I come into my own in Chinese restaurants, which is another reason my usual dining companions are often more eager to order delivery: they are unlikely to do more than taste communal dishes, since I manipulate my chopsticks deftly. A stab here, a swoop there, and they are left in the soy sauce. Tonight, then, it was to each his and her own. Feeling virtuous after a particularly gruelling step class, I went for the V2, V4 and T4 -- respectively, fried lettuce in garlic sauce, saucy eggplant (no comment on this fine vegetable's moral character) and deep-fried tofu with Chinese mushrooms. Usually, one of my stalwart sidekicks orders cruel and unusual punishment in the form of crispy rice, an invention which shares with popcorn its capacity to make one feel one has eaten nothing at all -- until, that is, one imbibes the tiniest sip of any liquid, whereupon whoosh! It inflates miraculously to approximately 57 times its original size.

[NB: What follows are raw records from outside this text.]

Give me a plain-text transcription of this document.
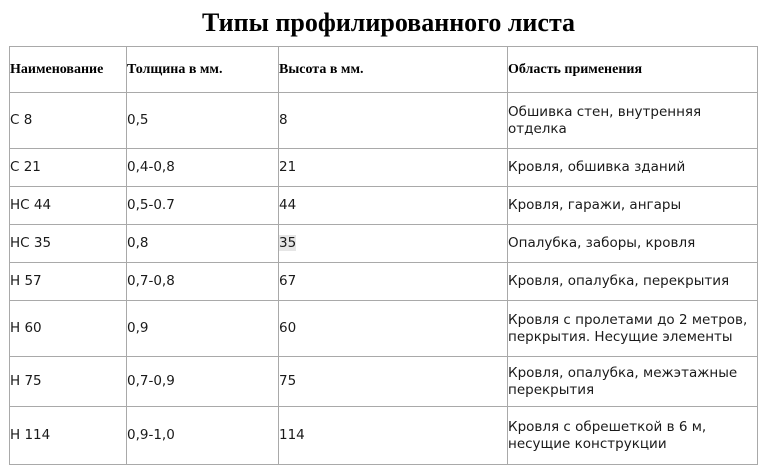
Типы профилированного листа
Наименование	Толщина в мм.	Высота в мм.	Область применения
С 8	0,5	8	Обшивка стен, внутренняя отделка
С 21	0,4-0,8	21	Кровля, обшивка зданий
НС 44	0,5-0.7	44	Кровля, гаражи, ангары
НС 35	0,8	35	Опалубка, заборы, кровля
Н 57	0,7-0,8	67	Кровля, опалубка, перекрытия
Н 60	0,9	60	Кровля с пролетами до 2 метров, перкрытия. Несущие элементы
Н 75	0,7-0,9	75	Кровля, опалубка, межэтажные перекрытия
Н 114	0,9-1,0	114	Кровля с обрешеткой в 6 м, несущие конструкции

This delicacy being unavailable, however, and being more modest than myself, she settled for fried string beans in garlic sauce (V10) and another T4. The Carnivore had saucy beef flavoured with garlic (pungent), steamed rice and zucchini with mushrooms in oyster sauce.

Apart from the décor, one of the best things about Lan Yuan, I find, is its reliability, and the food's capacity to impart a general feeling of glowing enthusiasm. The saucy eggplant is invariably covered in a sticky, satisfying glaze; the tofu is always -- well, as good as tofu can be; the fried lettuce always swims in a slick and tasty broth; and the Chinese mushrooms, however few they happen to be in number, always have that resilient quality that decisively weeds out the good from the canned. Perhaps the very best thing about it, though, is the dessert -- and the fact that, having eaten Chinese food, one can lie to oneself and pretend that the bursting feeling is temporary, and that dessert is therefore indeed in order. There is only one, as far as I am concerned: the deep-fried bananas served with a scoop of vanilla ice-cream. The eating of this dish requires consummate skill, since you must combine just enough crisp and melting banana fritter with just enough ice-cream to neither burn nor freeze the palate. Whether or not these were politically incorrect Chiquita specimens was not divulged. We may have groaned all the way home -- but it was well worth the waddle.

Copious amounts for three, with liberal lashings of tea, came to about LE160.